MQL Syntax#

File queries#

<file query>: files [from [datasets] <dataset selector list> [,...]]
        | files selected [by] <saved query namespace>:<saved query name>
        | filter <filter name>( <parameter> [,...] ) ( <file query> [,...] )
        | <file query> where <metadata expression>]
        | <file query> skip <integer>
        | <file query> limit <integer>
        | union ( <file query> [,...] )
        | join ( <file query> [,...] )
        | <file query> - <file query>
        | children ( <file query> )
        | parents ( <file query> )
        | <file query> ordered
        | ( <file query> )

Dataset queries#

<dataset query>: datasets <dataset selector list>

<dataset selector list>: <dataset selector with provenance and meta expression> [, ...]

<dataset selector with provenance and meta expression>: <dataset selector with provenance> [having <metadata expression>]

<dataset selector with provenance>: <dataset name selector> [with subsets [recursively]]

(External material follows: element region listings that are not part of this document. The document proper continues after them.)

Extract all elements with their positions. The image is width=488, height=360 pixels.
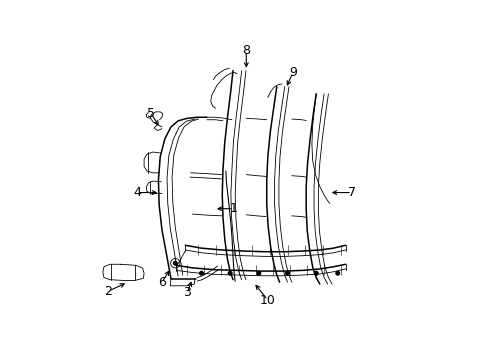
Circle shape — [199, 271, 203, 275]
Text: 4: 4 — [133, 186, 141, 199]
Circle shape — [173, 261, 177, 265]
Circle shape — [257, 271, 260, 275]
Text: 9: 9 — [288, 66, 296, 79]
Text: 2: 2 — [104, 285, 112, 298]
Circle shape — [335, 271, 339, 275]
Text: 10: 10 — [259, 294, 275, 307]
Text: 1: 1 — [229, 202, 237, 215]
Text: 6: 6 — [158, 276, 165, 289]
Text: 7: 7 — [347, 186, 355, 199]
Text: 8: 8 — [242, 44, 250, 57]
Circle shape — [285, 271, 289, 275]
Text: 5: 5 — [147, 107, 155, 120]
Circle shape — [228, 271, 231, 275]
Circle shape — [314, 271, 317, 275]
Text: 3: 3 — [183, 287, 191, 300]
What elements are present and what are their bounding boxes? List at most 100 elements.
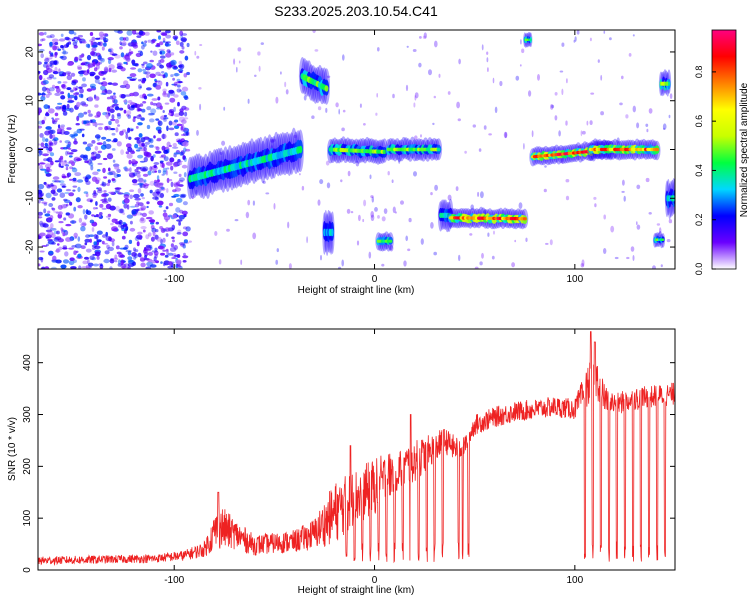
noise-speck (185, 148, 191, 152)
noise-speck (180, 91, 187, 96)
noise-speck (153, 135, 156, 139)
noise-speck (116, 168, 121, 173)
background-speck (245, 211, 250, 219)
noise-speck (129, 167, 132, 173)
background-speck (226, 228, 230, 232)
noise-speck (92, 192, 98, 196)
noise-speck (126, 76, 133, 79)
noise-speck (162, 133, 165, 140)
noise-speck (155, 146, 160, 151)
background-speck (480, 191, 484, 199)
noise-speck (109, 108, 115, 113)
noise-speck (82, 70, 90, 76)
noise-speck (57, 128, 62, 134)
noise-speck (89, 71, 96, 76)
noise-speck (44, 266, 50, 269)
noise-speck (141, 79, 146, 84)
segment-core (667, 81, 671, 86)
noise-speck (153, 164, 157, 169)
noise-speck (53, 119, 58, 123)
background-speck (477, 191, 480, 197)
noise-speck (66, 74, 73, 81)
noise-speck (123, 99, 127, 103)
noise-speck (149, 180, 156, 186)
noise-speck (103, 66, 109, 73)
background-speck (430, 192, 433, 196)
noise-speck (140, 217, 145, 222)
background-speck (645, 177, 650, 183)
noise-speck (178, 80, 183, 84)
noise-speck (38, 43, 43, 47)
noise-speck (151, 227, 157, 233)
noise-speck (59, 155, 64, 160)
background-speck (521, 48, 525, 54)
spectral-segment (652, 231, 666, 249)
noise-speck (173, 153, 177, 158)
noise-speck (78, 265, 82, 269)
noise-speck (81, 41, 87, 44)
noise-speck (78, 58, 83, 61)
background-speck (196, 55, 200, 59)
noise-speck (59, 192, 66, 198)
noise-speck (105, 138, 112, 142)
noise-speck (55, 107, 62, 111)
noise-speck (137, 202, 144, 207)
noise-speck (146, 248, 151, 252)
noise-speck (95, 207, 98, 210)
noise-speck (70, 266, 77, 269)
noise-speck (59, 157, 64, 163)
noise-speck (176, 84, 181, 88)
noise-speck (168, 144, 172, 148)
background-speck (518, 202, 523, 210)
noise-speck (117, 124, 121, 127)
background-speck (240, 259, 243, 265)
noise-speck (161, 187, 164, 190)
colorbar-tick-label: 0.8 (694, 66, 704, 79)
noise-speck (154, 182, 161, 188)
background-speck (301, 185, 305, 191)
noise-speck (38, 143, 41, 146)
noise-speck (84, 177, 89, 183)
noise-speck (51, 233, 56, 239)
noise-speck (96, 255, 100, 260)
noise-speck (125, 226, 129, 231)
noise-speck (82, 260, 88, 265)
noise-speck (66, 127, 72, 130)
noise-speck (179, 30, 184, 36)
noise-speck (47, 226, 53, 230)
background-speck (265, 192, 270, 195)
background-speck (481, 44, 484, 51)
background-speck (668, 219, 673, 224)
colorbar: 0.0 0.2 0.4 0.6 0.8 Normalized spectral ampl… (694, 29, 750, 275)
background-speck (262, 180, 266, 184)
noise-speck (89, 255, 95, 260)
noise-speck (89, 32, 94, 36)
noise-speck (43, 116, 47, 121)
noise-speck (119, 107, 124, 111)
noise-speck (141, 168, 148, 172)
background-speck (311, 115, 315, 119)
noise-speck (149, 218, 156, 224)
noise-speck (40, 53, 44, 59)
noise-speck (114, 260, 118, 263)
background-speck (280, 71, 282, 75)
noise-speck (38, 61, 42, 65)
y-tick-label: 10 (25, 95, 36, 107)
background-speck (338, 108, 341, 115)
background-speck (628, 53, 632, 57)
background-speck (413, 102, 416, 108)
noise-speck (110, 118, 116, 122)
noise-speck (66, 144, 71, 148)
colorbar-frame (711, 29, 737, 270)
background-speck (600, 111, 604, 116)
background-speck (487, 67, 489, 72)
noise-speck (129, 227, 136, 232)
noise-speck (114, 54, 121, 59)
noise-speck (65, 203, 69, 207)
noise-speck (176, 88, 182, 93)
noise-speck (107, 82, 113, 85)
noise-speck (101, 200, 109, 204)
noise-speck (51, 197, 56, 201)
background-speck (303, 95, 307, 101)
noise-speck (55, 87, 61, 93)
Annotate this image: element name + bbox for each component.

<dataset name selector>: <namespace>:<name>
        | matching <namespace>:<name pattern SQL style>                         # % - match any substring, _ - match any single character
        | matching regexp <namespace>:"<name pattern regexp style>"

Metadata expressions#

<metadata expression>: <scalar> <cmp op> <constant>
        | <attribute name> [[not] present]
        | <constant> [not] in <attribute>
        | <scalar> [not] in <constant> : <constant>                     # range of values, can be ints or floats
        | <scalar> [not] in ( <constant> [,...] )                       # enumeration of constants, ints, floats, strings, bool
        | ( <metadata expression > )
        | ! <metadata expression>
        | <metadata expression> and <metadata expression>               # and has higher priority than or
        | <metadata expression> or <metadata expression>

<scalar>: <attribute name>                                              # assumed to be scalar
        | <attribute name> [ <index> ]                                  # assumed to be array
        | <attribute name> [ STRING ]                                   # assumed to be dictionary

<index>: INTEGER
        | any
        | all

<cmp op>: =
        | ==                                                            # synonym to "="
        | !=
        | <
        | <=
        | >
        | >=
        | ~                                                             # regexp matching
        | ~*                                                            # ignore case
        | !~                                                            # not match
        | !~*                                                           # not match ignoring case

<constant>: SIGNED_INT
        | FLOATING_POINT
        | "STRING"                                                      # any quoted string
        | SAFE_STRING                                                   # string of: A-Z, a-z, 0-9, :%$@_^.%*?-
        | true
        | false
        | null

<field name>: <name>                                                    # fixed file attributes (namespace, name, creator, size, ...)
        | <category>.<name>                                             # category can have subcategory: <category>.<subcategory>...<name>

<category>: <name>
        | <category>.<name>

<name>: LETTER ("_"|"-"|"."|LETTER|DIGIT|"/")*